Michael Fields’ latest Twin River installment channels the energy of its predecessor, Have Guns Will Travel, and ramps it up to the nth degree. While the prior releases are highly recommended, Twin River III is just as spectacular as a stand-alone novel. If fun is defined by non-stop action, then Fields’s narrative is a heavy dose of fun.

Palladin, a mobster turned overseer of high schooler Matt Henry’s well being, is once again front and center in this never-ending barrage of incidents. Many players are return characters led by Vietnam-veteran and current janitor of Twin River High School, Gene Brooks, his son Conner, Matt Henry, and Palladin. This novel marks the emergence of Holden Caulfield-admiring Cody Romano. Cody and Jane, his mother, who is romantically involved with Palladin, move in together to ensure their security from mobster, Don Scavone.

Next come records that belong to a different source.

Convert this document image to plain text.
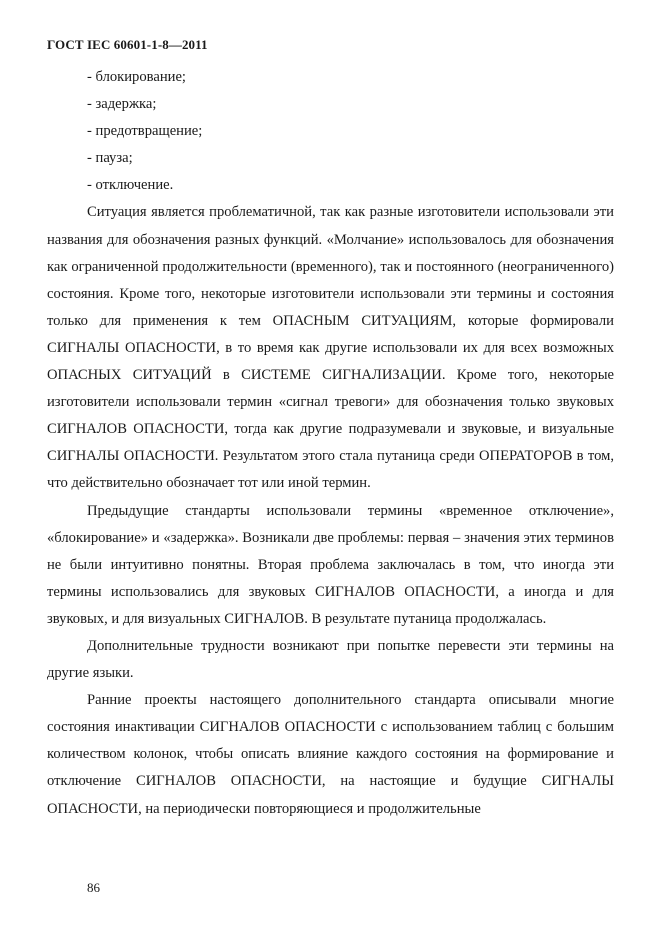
ГОСТ IEC 60601-1-8—2011

- блокирование;

- задержка;

- предотвращение;

- пауза;

- отключение.

Ситуация является проблематичной, так как разные изготовители использовали эти названия для обозначения разных функций. «Молчание» использовалось для обозначения как ограниченной продолжительности (временного), так и постоянного (неограниченного) состояния. Кроме того, некоторые изготовители использовали эти термины и состояния только для применения к тем ОПАСНЫМ СИТУАЦИЯМ, которые формировали СИГНАЛЫ ОПАСНОСТИ, в то время как другие использовали их для всех возможных ОПАСНЫХ СИТУАЦИЙ в СИСТЕМЕ СИГНАЛИЗАЦИИ. Кроме того, некоторые изготовители использовали термин «сигнал тревоги» для обозначения только звуковых СИГНАЛОВ ОПАСНОСТИ, тогда как другие подразумевали и звуковые, и визуальные СИГНАЛЫ ОПАСНОСТИ. Результатом этого стала путаница среди ОПЕРАТОРОВ в том, что действительно обозначает тот или иной термин.

Предыдущие стандарты использовали термины «временное отключение», «блокирование» и «задержка». Возникали две проблемы: первая – значения этих терминов не были интуитивно понятны. Вторая проблема заключалась в том, что иногда эти термины использовались для звуковых СИГНАЛОВ ОПАСНОСТИ, а иногда и для звуковых, и для визуальных СИГНАЛОВ. В результате путаница продолжалась.

Дополнительные трудности возникают при попытке перевести эти термины на другие языки.

Ранние проекты настоящего дополнительного стандарта описывали многие состояния инактивации СИГНАЛОВ ОПАСНОСТИ с использованием таблиц с большим количеством колонок, чтобы описать влияние каждого состояния на формирование и отключение СИГНАЛОВ ОПАСНОСТИ, на настоящие и будущие СИГНАЛЫ ОПАСНОСТИ, на периодически повторяющиеся и продолжительные

86
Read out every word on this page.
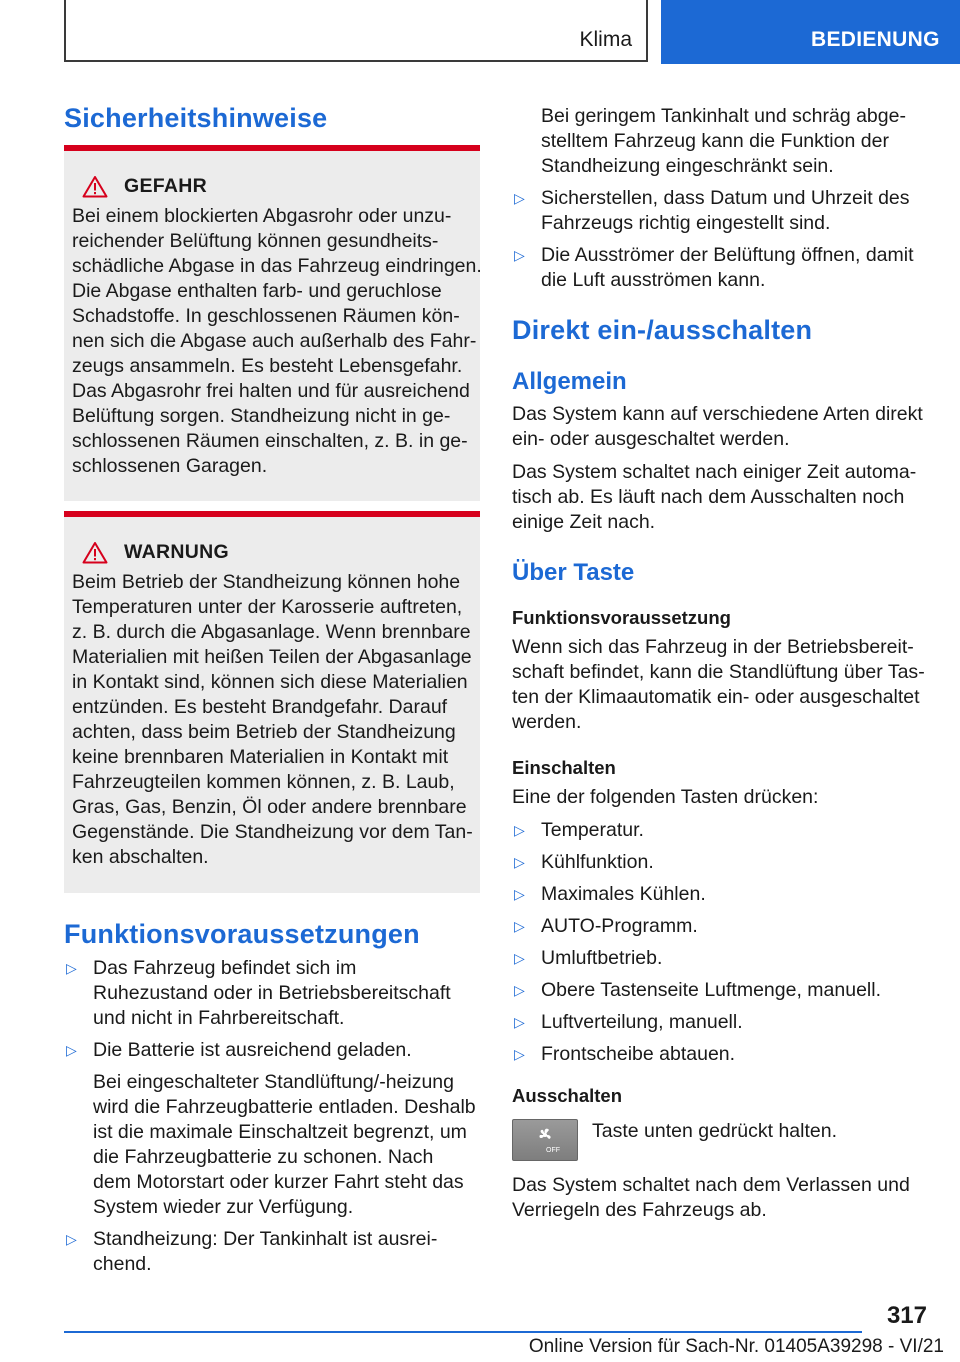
Klima	BEDIENUNG
Sicherheitshinweise
GEFAHR

Bei einem blockierten Abgasrohr oder unzu-

reichender Belüftung können gesundheits-

schädliche Abgase in das Fahrzeug eindringen.

Die Abgase enthalten farb- und geruchlose

Schadstoffe. In geschlossenen Räumen kön-

nen sich die Abgase auch außerhalb des Fahr-

zeugs ansammeln. Es besteht Lebensgefahr.

Das Abgasrohr frei halten und für ausreichend

Belüftung sorgen. Standheizung nicht in ge-

schlossenen Räumen einschalten, z. B. in ge-

schlossenen Garagen.

WARNUNG

Beim Betrieb der Standheizung können hohe

Temperaturen unter der Karosserie auftreten,

z. B. durch die Abgasanlage. Wenn brennbare

Materialien mit heißen Teilen der Abgasanlage

in Kontakt sind, können sich diese Materialien

entzünden. Es besteht Brandgefahr. Darauf

achten, dass beim Betrieb der Standheizung

keine brennbaren Materialien in Kontakt mit

Fahrzeugteilen kommen können, z. B. Laub,

Gras, Gas, Benzin, Öl oder andere brennbare

Gegenstände. Die Standheizung vor dem Tan-

ken abschalten.

Funktionsvoraussetzungen
▷ Das Fahrzeug befindet sich im Ruhezustand oder in Betriebsbereitschaft und nicht in Fahrbereitschaft.
▷ Die Batterie ist ausreichend geladen.

Bei eingeschalteter Standlüftung/-heizung wird die Fahrzeugbatterie entladen. Deshalb ist die maximale Einschaltzeit begrenzt, um die Fahrzeugbatterie zu schonen. Nach dem Motorstart oder kurzer Fahrt steht das System wieder zur Verfügung.

▷ Standheizung: Der Tankinhalt ist ausreichend.

Bei geringem Tankinhalt und schräg abgestelltem Fahrzeug kann die Funktion der Standheizung eingeschränkt sein.

▷ Sicherstellen, dass Datum und Uhrzeit des Fahrzeugs richtig eingestellt sind.
▷ Die Ausströmer der Belüftung öffnen, damit die Luft ausströmen kann.
Direkt ein-/ausschalten
Allgemein

Das System kann auf verschiedene Arten direkt ein- oder ausgeschaltet werden.

Das System schaltet nach einiger Zeit automatisch ab. Es läuft nach dem Ausschalten noch einige Zeit nach.

Über Taste
Funktionsvoraussetzung

Wenn sich das Fahrzeug in der Betriebsbereitschaft befindet, kann die Standlüftung über Tasten der Klimaautomatik ein- oder ausgeschaltet werden.

Einschalten

Eine der folgenden Tasten drücken:

▷ Temperatur.
▷ Kühlfunktion.
▷ Maximales Kühlen.
▷ AUTO-Programm.
▷ Umluftbetrieb.
▷ Obere Tastenseite Luftmenge, manuell.
▷ Luftverteilung, manuell.
▷ Frontscheibe abtauen.
Ausschalten
OFF

Taste unten gedrückt halten.

Das System schaltet nach dem Verlassen und Verriegeln des Fahrzeugs ab.

317
Online Version für Sach-Nr. 01405A39298 - VI/21
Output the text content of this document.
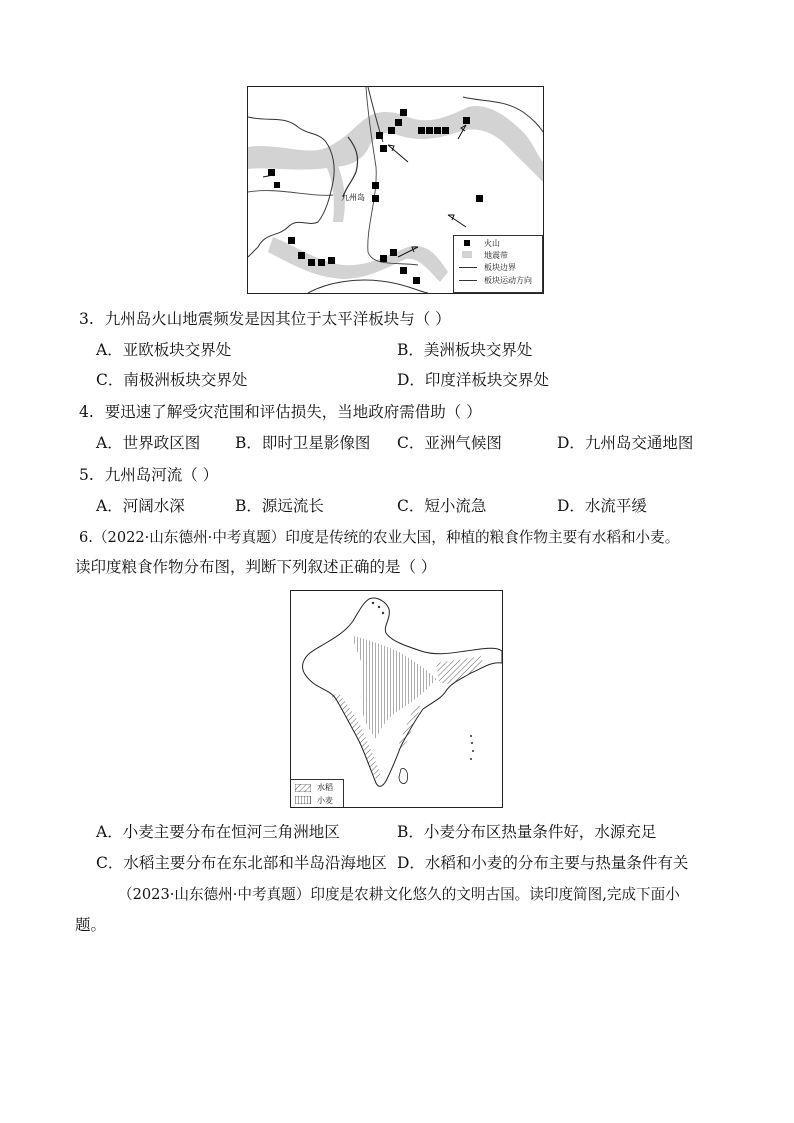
九州岛
火山
地震带
板块边界
板块运动方向
3. 九州岛火山地震频发是因其位于太平洋板块与（ ）
A．亚欧板块交界处	B．美洲板块交界处
C．南极洲板块交界处	D．印度洋板块交界处
4. 要迅速了解受灾范围和评估损失，当地政府需借助（ ）
A．世界政区图 B．即时卫星影像图 C．亚洲气候图	D．九州岛交通地图
5. 九州岛河流（ ）
A．河阔水深	B．源远流长	C．短小流急	D．水流平缓
6.（2022·山东德州·中考真题）印度是传统的农业大国，种植的粮食作物主要有水稻和小麦。
读印度粮食作物分布图，判断下列叙述正确的是（ ）
水稻
小麦
A．小麦主要分布在恒河三角洲地区	B．小麦分布区热量条件好，水源充足
C．水稻主要分布在东北部和半岛沿海地区 D．水稻和小麦的分布主要与热量条件有关
（2023·山东德州·中考真题）印度是农耕文化悠久的文明古国。读印度简图,完成下面小
题。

From unprecedented bullet-riddled rescues—from forced participation in pornographic films—to Cody Romano’s perturbing fascination with a prostitute named Filumena, the students of Twin River High School are thrust into an R-rated world that is solely focused on survival. Despite the stories sometimes blunt sexual nature, Fields’s key addition is the inherently romantic nature of the Virgin Heart and the Thousand Steps, a lover’s point type attraction that has gained legendary status in Twin River. Numerous storylines run concurrently; however, it is perhaps most intriguing to see Palladin, only 28 himself, essentially assume fatherly duties and help Matt Henry excise his inner demons. Despite the many characters, the plot line and an engaging back-and-forth dialogue delivery help build character attachments.

On an overarching level, the series has become ground zero for the war between the good guys of Twin River and the filth that has made its way from Philadelphia in search of Palladin and company. Twin River III: A Death at a Thousand Steps is a deceptively quick read and will hold the readers attention from start to finish.